My name is Christophe, I’m 40 and professor of physics at Paris University. I’m also doing research in fundamental
physics and hold a PhD in astrophysics. I have strong skills in machine learning too. While I must say I lost money on
manual trading I decided to investigate automated strategies based on machine learning during the French lockdown. This gave me the following model that enters positions in a pool of 32 possible cryptocurrencies, the list of which is given on the next page.
1. The model
The model answers an allocation decision problem on a daily basis. Leverage is 1, and we have 8 slots of 12.5% each to fill. The model first determines the weight allocated to the risk-free asset (USDT). Say it is 4*12.5 = 50%. Then it chooses in the pool of 32 assets which 4 are likely to go up until the next day. Then it would buy, say, 12.5% of BNB,
12.5% of SOL, 12.5% of Matic, and 12.5% of ETH. Of course the USDT allocation can vary from 0 to 100%.

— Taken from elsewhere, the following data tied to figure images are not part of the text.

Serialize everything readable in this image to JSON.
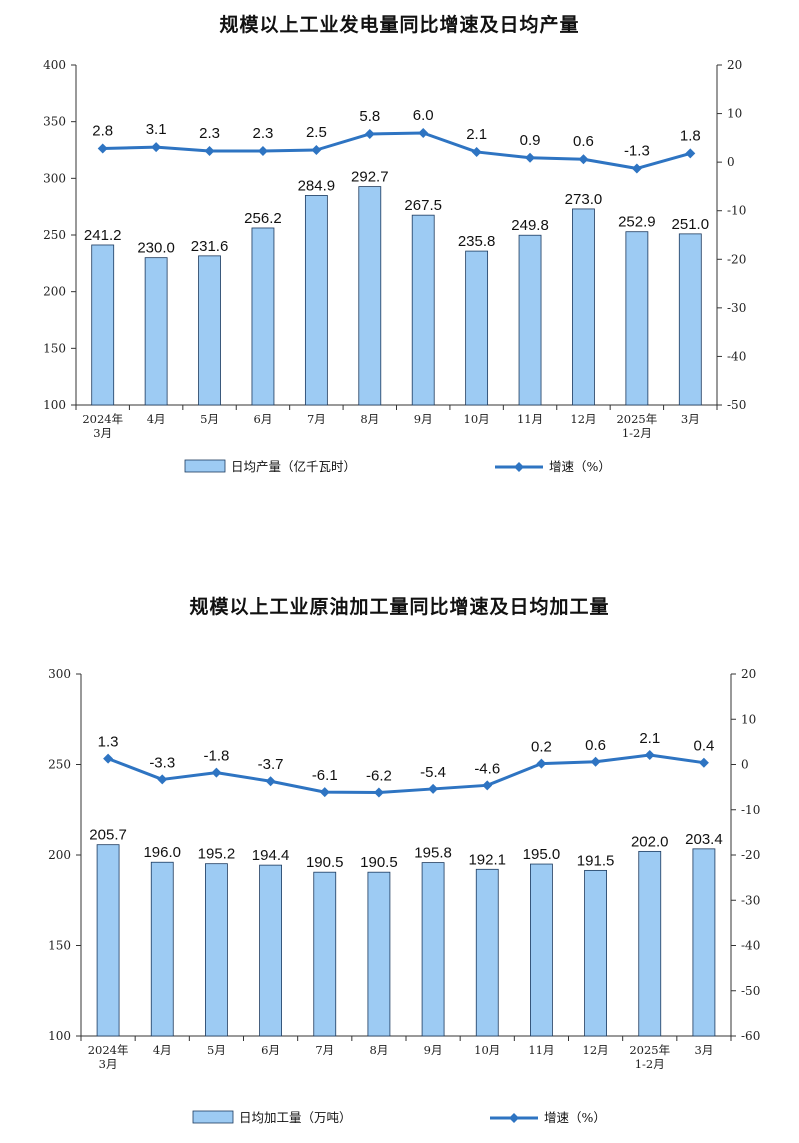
{
  "chart_data": [
    {
      "type": "bar",
      "title": "规模以上工业发电量同比增速及日均产量",
      "categories": [
        "2024年\n3月",
        "4月",
        "5月",
        "6月",
        "7月",
        "8月",
        "9月",
        "10月",
        "11月",
        "12月",
        "2025年\n1-2月",
        "3月"
      ],
      "series": [
        {
          "name": "日均产量（亿千瓦时）",
          "type": "bar",
          "axis": "left",
          "values": [
            241.2,
            230.0,
            231.6,
            256.2,
            284.9,
            292.7,
            267.5,
            235.8,
            249.8,
            273.0,
            252.9,
            251.0
          ]
        },
        {
          "name": "增速（%）",
          "type": "line",
          "axis": "right",
          "values": [
            2.8,
            3.1,
            2.3,
            2.3,
            2.5,
            5.8,
            6.0,
            2.1,
            0.9,
            0.6,
            -1.3,
            1.8
          ]
        }
      ],
      "ylim_left": [
        100,
        400
      ],
      "yticks_left": [
        100,
        150,
        200,
        250,
        300,
        350,
        400
      ],
      "ylim_right": [
        -50,
        20
      ],
      "yticks_right": [
        -50,
        -40,
        -30,
        -20,
        -10,
        0,
        10,
        20
      ],
      "legend_position": "bottom",
      "grid": false,
      "colors": {
        "bar_fill": "#9dcbf3",
        "bar_stroke": "#1c3a5e",
        "line": "#2e74c2"
      }
    },
    {
      "type": "bar",
      "title": "规模以上工业原油加工量同比增速及日均加工量",
      "categories": [
        "2024年\n3月",
        "4月",
        "5月",
        "6月",
        "7月",
        "8月",
        "9月",
        "10月",
        "11月",
        "12月",
        "2025年\n1-2月",
        "3月"
      ],
      "series": [
        {
          "name": "日均加工量（万吨）",
          "type": "bar",
          "axis": "left",
          "values": [
            205.7,
            196.0,
            195.2,
            194.4,
            190.5,
            190.5,
            195.8,
            192.1,
            195.0,
            191.5,
            202.0,
            203.4
          ]
        },
        {
          "name": "增速（%）",
          "type": "line",
          "axis": "right",
          "values": [
            1.3,
            -3.3,
            -1.8,
            -3.7,
            -6.1,
            -6.2,
            -5.4,
            -4.6,
            0.2,
            0.6,
            2.1,
            0.4
          ]
        }
      ],
      "ylim_left": [
        100,
        300
      ],
      "yticks_left": [
        100,
        150,
        200,
        250,
        300
      ],
      "ylim_right": [
        -60,
        20
      ],
      "yticks_right": [
        -60,
        -50,
        -40,
        -30,
        -20,
        -10,
        0,
        10,
        20
      ],
      "legend_position": "bottom",
      "grid": false,
      "colors": {
        "bar_fill": "#9dcbf3",
        "bar_stroke": "#1c3a5e",
        "line": "#2e74c2"
      }
    }
  ]
}
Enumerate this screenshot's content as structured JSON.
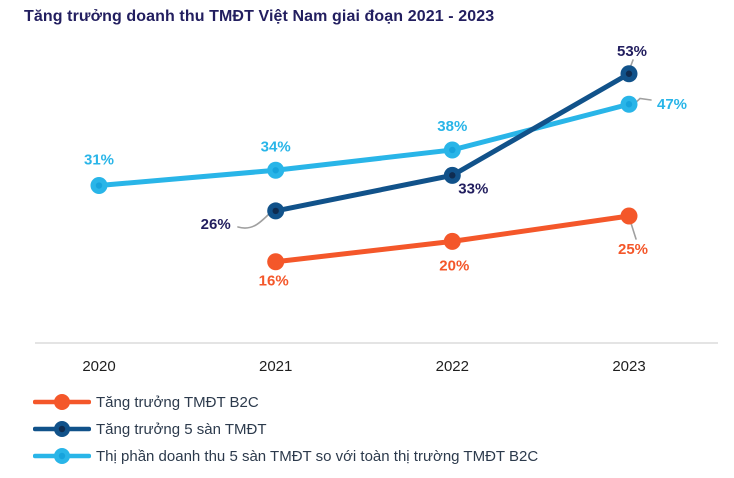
{
  "chart_data": {
    "type": "line",
    "title": "Tăng trưởng doanh thu TMĐT Việt Nam giai đoạn 2021 - 2023",
    "categories": [
      "2020",
      "2021",
      "2022",
      "2023"
    ],
    "series": [
      {
        "name": "Tăng trưởng TMĐT B2C",
        "color": "#F4572A",
        "marker_inner": "#F4572A",
        "label_color": "#F4572A",
        "start_index": 1,
        "values": [
          16,
          20,
          25
        ],
        "labels": [
          "16%",
          "20%",
          "25%"
        ]
      },
      {
        "name": "Tăng trưởng 5 sàn TMĐT",
        "color": "#11528A",
        "marker_inner": "#0F2C50",
        "label_color": "#221E5F",
        "start_index": 1,
        "values": [
          26,
          33,
          53
        ],
        "labels": [
          "26%",
          "33%",
          "53%"
        ]
      },
      {
        "name": "Thị phần doanh thu 5 sàn TMĐT so với toàn thị trường TMĐT B2C",
        "color": "#29B5E8",
        "marker_inner": "#17A3DC",
        "label_color": "#29B5E8",
        "start_index": 0,
        "values": [
          31,
          34,
          38,
          47
        ],
        "labels": [
          "31%",
          "34%",
          "38%",
          "47%"
        ]
      }
    ],
    "ylim": [
      0,
      67
    ],
    "grid": false,
    "legend_position": "bottom",
    "axis_color": "#DCDCDC",
    "tick_color": "#1F1F1F",
    "leader_color": "#A0A0A0"
  }
}
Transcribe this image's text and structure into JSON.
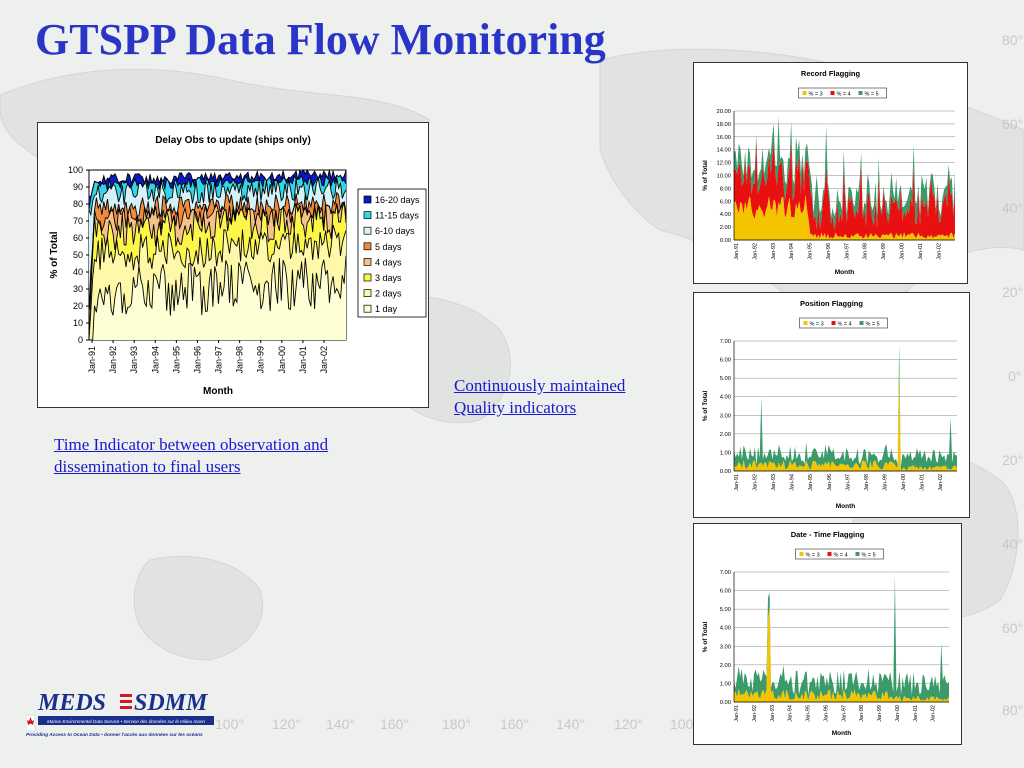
{
  "page_title": "GTSPP Data Flow Monitoring",
  "captions": {
    "time_indicator": "Time Indicator between observation and dissemination to final users",
    "quality_indicators": "Continuously maintained Quality indicators"
  },
  "logo": {
    "name": "MEDS",
    "name2": "SDMM",
    "line1": "Marine Environmental Data Service • Service des données sur le milieu marin",
    "line2": "Providing Access to Ocean Data • donner l'accès aux données sur les océans"
  },
  "map_labels": {
    "longitudes": [
      "100°",
      "120°",
      "140°",
      "160°",
      "180°",
      "160°",
      "140°",
      "120°",
      "100"
    ],
    "latitudes": [
      "80°",
      "60°",
      "40°",
      "20°",
      "0°",
      "20°",
      "40°",
      "60°",
      "80°"
    ]
  },
  "chart_data": [
    {
      "id": "delay",
      "type": "area",
      "title": "Delay Obs to update (ships only)",
      "xlabel": "Month",
      "ylabel": "% of Total",
      "ylim": [
        0,
        100
      ],
      "yticks": [
        0,
        10,
        20,
        30,
        40,
        50,
        60,
        70,
        80,
        90,
        100
      ],
      "x_ticks": [
        "Jan-91",
        "Jan-92",
        "Jan-93",
        "Jan-94",
        "Jan-95",
        "Jan-96",
        "Jan-97",
        "Jan-98",
        "Jan-99",
        "Jan-00",
        "Jan-01",
        "Jan-02"
      ],
      "stacked": true,
      "cumulative": true,
      "legend_position": "right",
      "series_approx_mean": [
        {
          "name": "1 day",
          "mean": 27
        },
        {
          "name": "2 days",
          "mean": 50
        },
        {
          "name": "3 days",
          "mean": 63
        },
        {
          "name": "4 days",
          "mean": 71
        },
        {
          "name": "5 days",
          "mean": 77
        },
        {
          "name": "6-10 days",
          "mean": 86
        },
        {
          "name": "11-15 days",
          "mean": 91
        },
        {
          "name": "16-20 days",
          "mean": 94
        }
      ],
      "legend": [
        {
          "name": "16-20 days",
          "color": "#0a1ac4"
        },
        {
          "name": "11-15 days",
          "color": "#33d6e8"
        },
        {
          "name": "6-10 days",
          "color": "#d4f2f8"
        },
        {
          "name": "5 days",
          "color": "#f08a3c"
        },
        {
          "name": "4 days",
          "color": "#f7c08a"
        },
        {
          "name": "3 days",
          "color": "#fdf64a"
        },
        {
          "name": "2 days",
          "color": "#fdf9a8"
        },
        {
          "name": "1 day",
          "color": "#ffffd6"
        }
      ]
    },
    {
      "id": "record",
      "type": "area",
      "title": "Record Flagging",
      "xlabel": "Month",
      "ylabel": "% of Total",
      "ylim": [
        0,
        20
      ],
      "yticks": [
        "0.00",
        "2.00",
        "4.00",
        "6.00",
        "8.00",
        "10.00",
        "12.00",
        "14.00",
        "16.00",
        "18.00",
        "20.00"
      ],
      "x_ticks": [
        "Jan-91",
        "Jan-92",
        "Jan-93",
        "Jan-94",
        "Jan-95",
        "Jan-96",
        "Jan-97",
        "Jan-98",
        "Jan-99",
        "Jan-00",
        "Jan-01",
        "Jan-02"
      ],
      "stacked": true,
      "legend_position": "top",
      "legend": [
        {
          "name": "% = 3",
          "color": "#f5c400"
        },
        {
          "name": "% = 4",
          "color": "#e81010"
        },
        {
          "name": "% = 5",
          "color": "#3a9a6a"
        }
      ],
      "series_approx_mean": [
        {
          "name": "% = 3",
          "mean": 2.5
        },
        {
          "name": "% = 4",
          "mean": 4.5
        },
        {
          "name": "% = 5",
          "mean": 2.5
        }
      ]
    },
    {
      "id": "position",
      "type": "area",
      "title": "Position Flagging",
      "xlabel": "Month",
      "ylabel": "% of Total",
      "ylim": [
        0,
        7
      ],
      "yticks": [
        "0.00",
        "1.00",
        "2.00",
        "3.00",
        "4.00",
        "5.00",
        "6.00",
        "7.00"
      ],
      "x_ticks": [
        "Jan-91",
        "Jan-92",
        "Jan-93",
        "Jan-94",
        "Jan-95",
        "Jan-96",
        "Jan-97",
        "Jan-98",
        "Jan-99",
        "Jan-00",
        "Jan-01",
        "Jan-02"
      ],
      "stacked": true,
      "legend_position": "top",
      "legend": [
        {
          "name": "% = 3",
          "color": "#f5c400"
        },
        {
          "name": "% = 4",
          "color": "#e81010"
        },
        {
          "name": "% = 5",
          "color": "#3a9a6a"
        }
      ],
      "series_approx_mean": [
        {
          "name": "% = 3",
          "mean": 0.3
        },
        {
          "name": "% = 4",
          "mean": 0.0
        },
        {
          "name": "% = 5",
          "mean": 0.5
        }
      ]
    },
    {
      "id": "datetime",
      "type": "area",
      "title": "Date - Time Flagging",
      "xlabel": "Month",
      "ylabel": "% of Total",
      "ylim": [
        0,
        7
      ],
      "yticks": [
        "0.00",
        "1.00",
        "2.00",
        "3.00",
        "4.00",
        "5.00",
        "6.00",
        "7.00"
      ],
      "x_ticks": [
        "Jan-91",
        "Jan-92",
        "Jan-93",
        "Jan-94",
        "Jan-95",
        "Jan-96",
        "Jan-97",
        "Jan-98",
        "Jan-99",
        "Jan-00",
        "Jan-01",
        "Jan-02"
      ],
      "stacked": true,
      "legend_position": "top",
      "legend": [
        {
          "name": "% = 3",
          "color": "#f5c400"
        },
        {
          "name": "% = 4",
          "color": "#e81010"
        },
        {
          "name": "% = 5",
          "color": "#3a9a6a"
        }
      ],
      "series_approx_mean": [
        {
          "name": "% = 3",
          "mean": 0.35
        },
        {
          "name": "% = 4",
          "mean": 0.0
        },
        {
          "name": "% = 5",
          "mean": 0.7
        }
      ]
    }
  ]
}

The decisions of the model are based on machine learning training on the past dataset. In particular I have used only a small set of data from major cryptos such as BTC, ETH, BNB, … from 2017 to the end of 2020. The learning is based on genetic evolution algorithm, and selects best performing strategies given features computed from the past data, in particular very mainstream indicators such as moving averages of various lengths, momentas, and so on.
During my research I have come to realize that these indicators are poor predictors for the evolution of a given asset, but that their correlations are very relevant in order to rank the relative strength of one asset with respect to another. This is why I finally went to an allocation problem instead of looking for a long/short strategy on only one pair. The algorithm thus generates many indicators of the like and learns how to combine them in order to predict which asset is more likely to go up in the next 24 hours.
The following backtest runs from beginning of 2020 until 19th of October 2021, that is approx. 650 days. Note that past data have been used for training in the first part of this backtest, but also note that data from 2021 have never been seen by the learning algorithm. The only place we used the 2021 data were in selecting which 32 pairs to trade amongst the ~ 70 that Binance futures proposes.
Therefore the 2021 data is very much more like a true test than a backtest. By the way, an early version of this model actually tweets the daily allocation every day at 4pm (@bestcryptobot on Twitter) since the end of July. (The twitter model trades only 15 pairs). Fees are included in the calculation (0.1% for the spot). Futures fees are actually lower,
but we haven’t taken into account funding fees.
In going live on Diabolo, the pool of 32 pairs against USDT will be the following : BTC, ETH, XRP, ADA, BNB, ENJ, VET, ZIL, BTT, THETA, NEO, ICX, SOL, AVAX, EGLD, DOT, DOGE, WAVES, DENT, ONE, HOT, CHZ, ETC, LINK, XLM, FTM, MATIC, TRX, BCH, XMR, LTC, BAT. I may update this list from time to time.
The model is mostly Long, although it sometimes takes some shorts. Basically, this model wins when the market goes up and loses less than the market when it goes down. As a consequence, it may do nothing (100% USDT) for a quite significant amount of time (see the figures below). The backtest starts a couple of months before the Covid Crash. In the following, the portfolio value is in green, the BTC in orange, and the red is the average of the said 32 assets. Everything is scaled to 100 at the initial time. Horizontal axis is the number of days. These are the first 200 days :
This is now the 400 first days (basically all 2020) and the beginning of the bull run. Note that the model does almost nothing for almost 100 days around all summer 2020 :
And finally this is the full backtest including the amazing bull run of altcoins last spring. Because money is reinvested in these calculations, the model is nearly exponential during three months and achieves a tremendous performance. Again, these are data not used in the training process. (time = 400 corresponds to December 2020).
We note two things : first, the crash of May 2021 happens around time = 520. The market is down 50% or even 70% for some alts and the model is only down – 25%. Then comes the huge bounce of August around t = 600. Note that this bounce was actually tweeted by the live model, and made more than 100% gains in a month, that is, more than the green curve displayed here. However, the Twitter model also lost more in September. The main reason is that it trades less pairs, hence gets more gains but with more risks.
Finally about today. Around mid-October, the BTC right now is trying to break its ATH and is literally sucking the altcoins dry. Therefore the model is not performing well (at least compared to BTC), but if we see in the future money moving back again from BTC to alts, then we can expect similar results.
Finally we note that the model’s results depend quite a lot on the hour we choose to reallocate the portfolio. The following figure shows six results for six different hours for the 2021-only performance. This shows the typical volatility you may expect on the
results. Hours around noon and 9pm (Paris local time) seem to be favored.
Figure : Six portfolio performance for 2021. Depending on the chosen hour, the annualized volatility is around 90-100%, while maximal drawdown vary between -25% and -34%.